Water injection is an enhanced oil recovery method which is applied for number of reservoirs around the world especially offshore fields. Sea-water injection process is usually associated with important concerns affecting the efficiency, safety, and economy of the operation like formation damage, mineral scaling, early breakthrough and corrosion. Incompatibility between injected and formation waters may result in inorganic scale precipitation in the reservoir and then reduction of oil production rate (productivity loss) and water injection rate (injectivity loss). A comprehensive study supported by reliable modeling and experimental investigation will therefore, significantly improve the success of the operation.

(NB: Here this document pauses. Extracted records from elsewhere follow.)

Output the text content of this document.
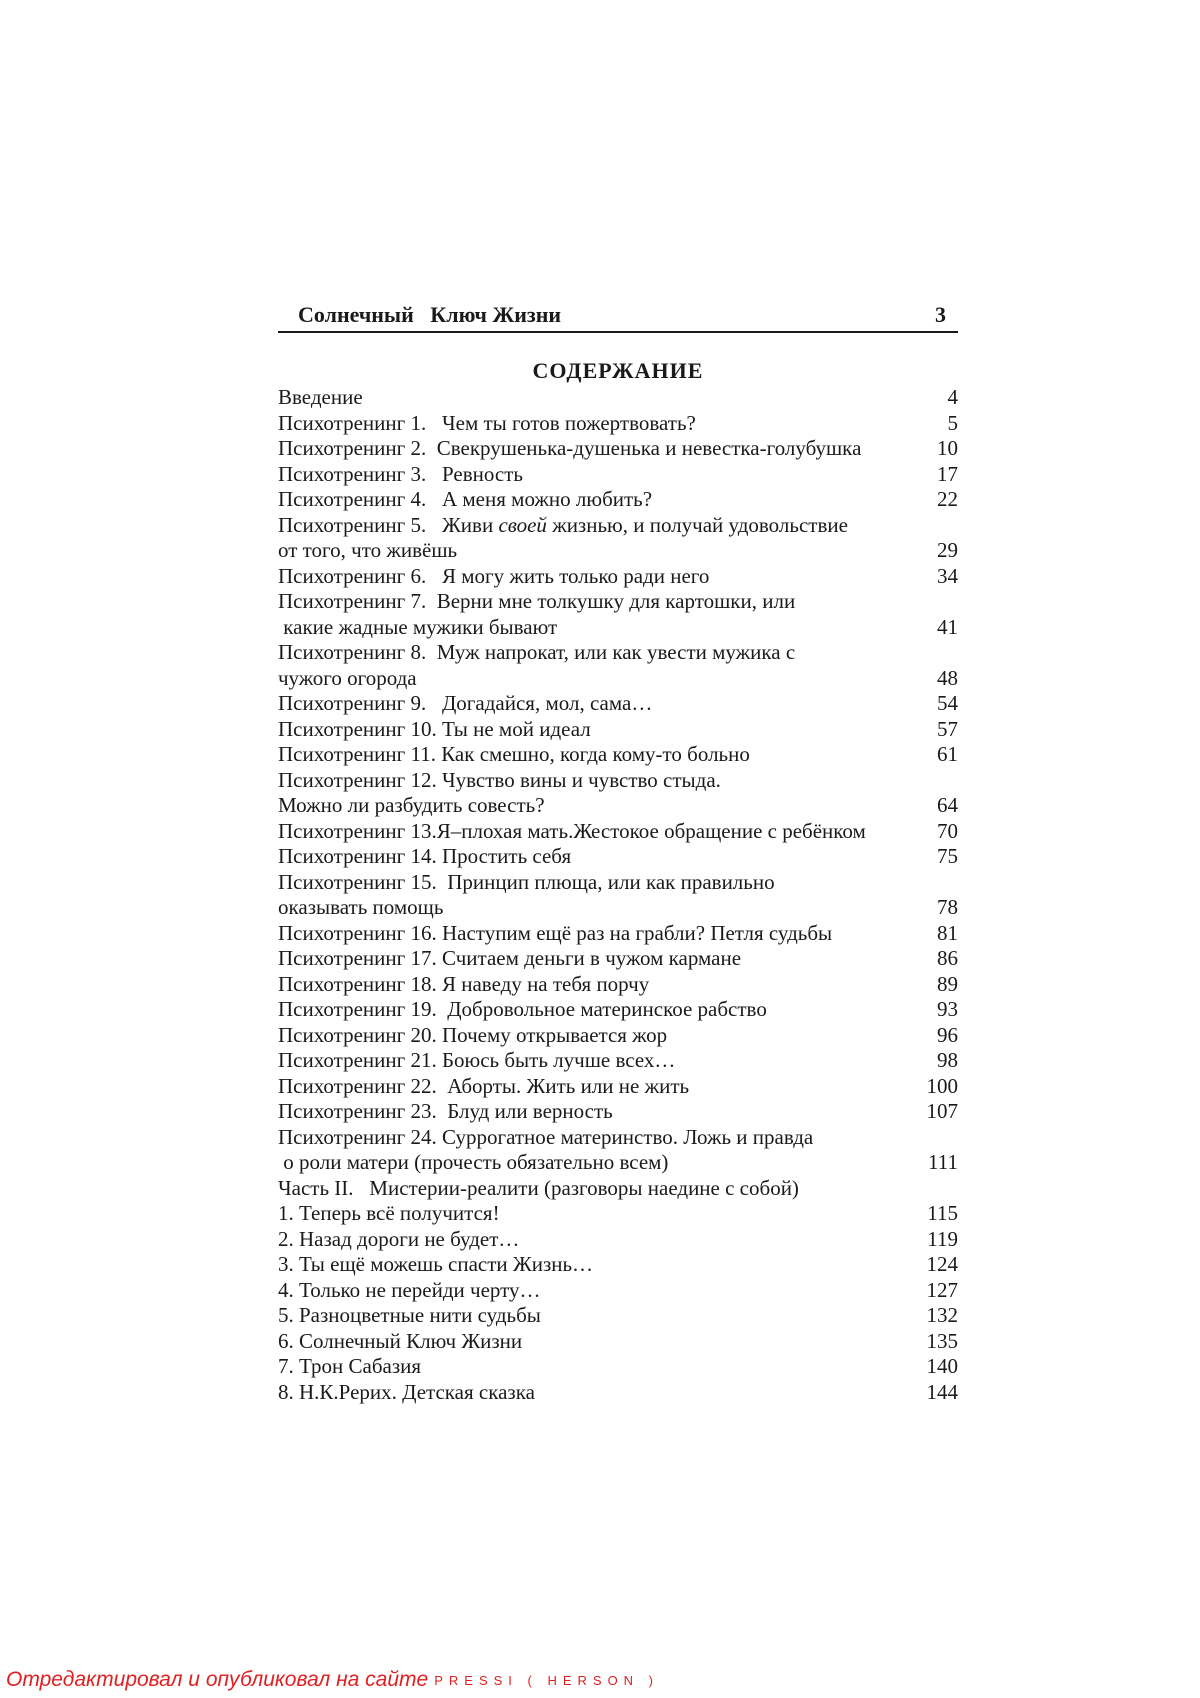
Солнечный   Ключ Жизни	3
СОДЕРЖАНИЕ
Введение	4
Психотренинг 1.   Чем ты готов пожертвовать?	5
Психотренинг 2.  Свекрушенька-душенька и невестка-голубушка	10
Психотренинг 3.   Ревность	17
Психотренинг 4.   А меня можно любить?	22
Психотренинг 5.   Живи своей жизнью, и получай удовольствие
от того, что живёшь	29
Психотренинг 6.   Я могу жить только ради него	34
Психотренинг 7.  Верни мне толкушку для картошки, или
какие жадные мужики бывают	41
Психотренинг 8.  Муж напрокат, или как увести мужика с
чужого огорода	48
Психотренинг 9.   Догадайся, мол, сама…	54
Психотренинг 10. Ты не мой идеал	57
Психотренинг 11. Как смешно, когда кому-то больно	61
Психотренинг 12. Чувство вины и чувство стыда.
Можно ли разбудить совесть?	64
Психотренинг 13.Я–плохая мать.Жестокое обращение с ребёнком	70
Психотренинг 14. Простить себя	75
Психотренинг 15.  Принцип плюща, или как правильно
оказывать помощь	78
Психотренинг 16. Наступим ещё раз на грабли? Петля судьбы	81
Психотренинг 17. Считаем деньги в чужом кармане	86
Психотренинг 18. Я наведу на тебя порчу	89
Психотренинг 19.  Добровольное материнское рабство	93
Психотренинг 20. Почему открывается жор	96
Психотренинг 21. Боюсь быть лучше всех…	98
Психотренинг 22.  Аборты. Жить или не жить	100
Психотренинг 23.  Блуд или верность	107
Психотренинг 24. Суррогатное материнство. Ложь и правда
о роли матери (прочесть обязательно всем)	111
Часть II.   Мистерии-реалити (разговоры наедине с собой)
1. Теперь всё получится!	115
2. Назад дороги не будет…	119
3. Ты ещё можешь спасти Жизнь…	124
4. Только не перейди черту…	127
5. Разноцветные нити судьбы	132
6. Солнечный Ключ Жизни	135
7. Трон Сабазия	140
8. Н.К.Рерих. Детская сказка	144
Отредактировал и опубликовал на сайте PRESSI ( HERSON )
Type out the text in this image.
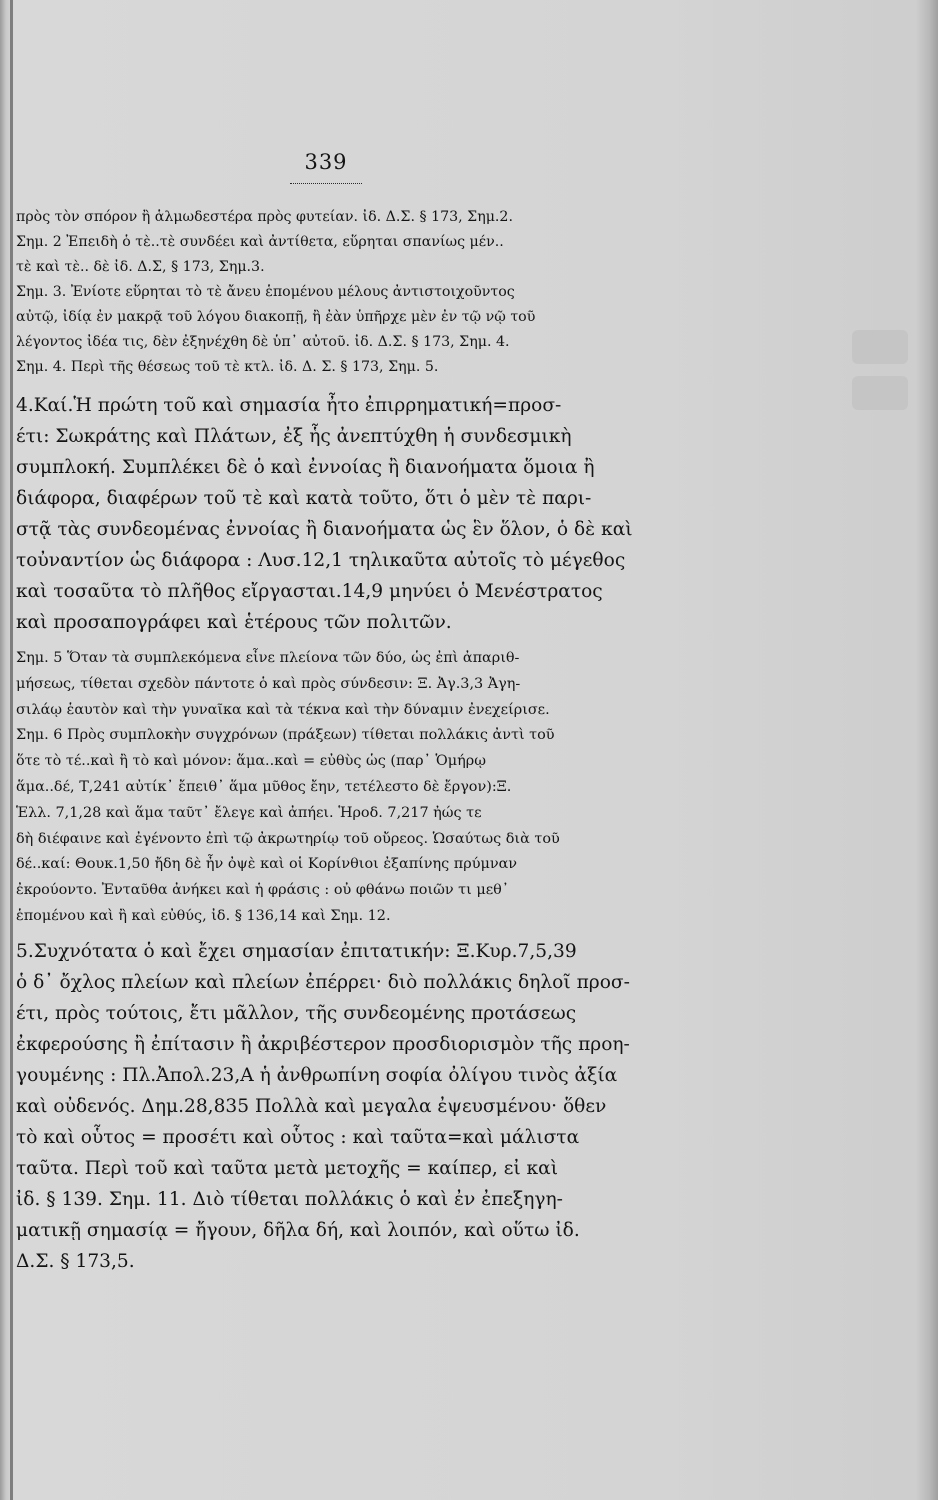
339
πρὸς τὸν σπόρον ἢ ἁλμωδεστέρα πρὸς φυτείαν. ἰδ. Δ.Σ. § 173, Σημ.2.
Σημ. 2 Ἐπειδὴ ὁ τὲ..τὲ συνδέει καὶ ἀντίθετα, εὕρηται σπανίως μέν..
τὲ καὶ τὲ.. δὲ ἰδ. Δ.Σ, § 173, Σημ.3.
Σημ. 3. Ἐνίοτε εὕρηται τὸ τὲ ἄνευ ἑπομένου μέλους ἀντιστοιχοῦντος
αὐτῷ, ἰδίᾳ ἐν μακρᾷ τοῦ λόγου διακοπῇ, ἢ ἐὰν ὑπῆρχε μὲν ἐν τῷ νῷ τοῦ
λέγοντος ἰδέα τις, δὲν ἐξηνέχθη δὲ ὑπ᾽ αὐτοῦ. ἰδ. Δ.Σ. § 173, Σημ. 4.
Σημ. 4. Περὶ τῆς θέσεως τοῦ τὲ κτλ. ἰδ. Δ. Σ. § 173, Σημ. 5.
4.Καί.Ἡ πρώτη τοῦ καὶ σημασία ἦτο ἐπιρρηματική=προσ-
έτι: Σωκράτης καὶ Πλάτων, ἐξ ἧς ἀνεπτύχθη ἡ συνδεσμικὴ
συμπλοκή. Συμπλέκει δὲ ὁ καὶ ἐννοίας ἢ διανοήματα ὅμοια ἢ
διάφορα, διαφέρων τοῦ τὲ καὶ κατὰ τοῦτο, ὅτι ὁ μὲν τὲ παρι-
στᾷ τὰς συνδεομένας ἐννοίας ἢ διανοήματα ὡς ἓν ὅλον, ὁ δὲ καὶ
τοὐναντίον ὡς διάφορα : Λυσ.12,1 τηλικαῦτα αὐτοῖς τὸ μέγεθος
καὶ τοσαῦτα τὸ πλῆθος εἴργασται.14,9 μηνύει ὁ Μενέστρατος
καὶ προσαπογράφει καὶ ἑτέρους τῶν πολιτῶν.
Σημ. 5 Ὅταν τὰ συμπλεκόμενα εἶνε πλείονα τῶν δύο, ὡς ἐπὶ ἀπαριθ-
μήσεως, τίθεται σχεδὸν πάντοτε ὁ καὶ πρὸς σύνδεσιν: Ξ. Ἀγ.3,3 Ἀγη-
σιλάῳ ἑαυτὸν καὶ τὴν γυναῖκα καὶ τὰ τέκνα καὶ τὴν δύναμιν ἐνεχείρισε.
Σημ. 6 Πρὸς συμπλοκὴν συγχρόνων (πράξεων) τίθεται πολλάκις ἀντὶ τοῦ
ὅτε τὸ τέ..καὶ ἢ τὸ καὶ μόνον: ἅμα..καὶ = εὐθὺς ὡς (παρ᾽ Ὁμήρῳ
ἅμα..δέ, Τ,241 αὐτίκ᾽ ἔπειθ᾽ ἅμα μῦθος ἔην, τετέλεστο δὲ ἔργον):Ξ.
Ἑλλ. 7,1,28 καὶ ἅμα ταῦτ᾽ ἔλεγε καὶ ἀπήει. Ἡροδ. 7,217 ἠώς τε
δὴ διέφαινε καὶ ἐγένοντο ἐπὶ τῷ ἀκρωτηρίῳ τοῦ οὔρεος. Ὡσαύτως διὰ τοῦ
δέ..καί: Θουκ.1,50 ἤδη δὲ ἦν ὀψὲ καὶ οἱ Κορίνθιοι ἐξαπίνης πρύμναν
ἐκρούοντο. Ἐνταῦθα ἀνήκει καὶ ἡ φράσις : οὐ φθάνω ποιῶν τι μεθ᾽
ἑπομένου καὶ ἢ καὶ εὐθύς, ἰδ. § 136,14 καὶ Σημ. 12.
5.Συχνότατα ὁ καὶ ἔχει σημασίαν ἐπιτατικήν: Ξ.Κυρ.7,5,39
ὁ δ᾽ ὄχλος πλείων καὶ πλείων ἐπέρρει· διὸ πολλάκις δηλοῖ προσ-
έτι, πρὸς τούτοις, ἔτι μᾶλλον, τῆς συνδεομένης προτάσεως
ἐκφερούσης ἢ ἐπίτασιν ἢ ἀκριβέστερον προσδιορισμὸν τῆς προη-
γουμένης : Πλ.Ἀπολ.23,Α ἡ ἀνθρωπίνη σοφία ὀλίγου τινὸς ἀξία
καὶ οὐδενός. Δημ.28,835 Πολλὰ καὶ μεγαλα ἐψευσμένου· ὅθεν
τὸ καὶ οὗτος = προσέτι καὶ οὗτος : καὶ ταῦτα=καὶ μάλιστα
ταῦτα. Περὶ τοῦ καὶ ταῦτα μετὰ μετοχῆς = καίπερ, εἰ καὶ
ἰδ. § 139. Σημ. 11. Διὸ τίθεται πολλάκις ὁ καὶ ἐν ἐπεξηγη-
ματικῇ σημασίᾳ = ἤγουν, δῆλα δή, καὶ λοιπόν, καὶ οὕτω ἰδ.
Δ.Σ. § 173,5.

In this paper, mineral scale deposition phenomenon in one of Iranian offshore carbonate oil reservoir under water injection is studied and its influence on reservoir performance and production rate is investigated. For this purpose, an extensive experimental work has been conducted on compatibility of sea and formation waters and the amount and type of scale formed as a result of mixing different portions of these waters. Experimental results have been applied and incorporated with simulation studies. STARS simulator (from CMG 2005) that is capable of evaluating the effect of scale formation on reservoir performance allowing for alteration of permeability and the flow path has been used in simulation study. One of the major contributions of this work is to incorporate the equilibrium conditions, reaction rates and solubility parameters for various scale types in reservoir simulation, so the results can be more realistic.

The simulation results show that in oil reservoirs under water injection, scale formation undermines the productivity index and has a major impact on reservoir performance. These results have been confirmed by production history of the field.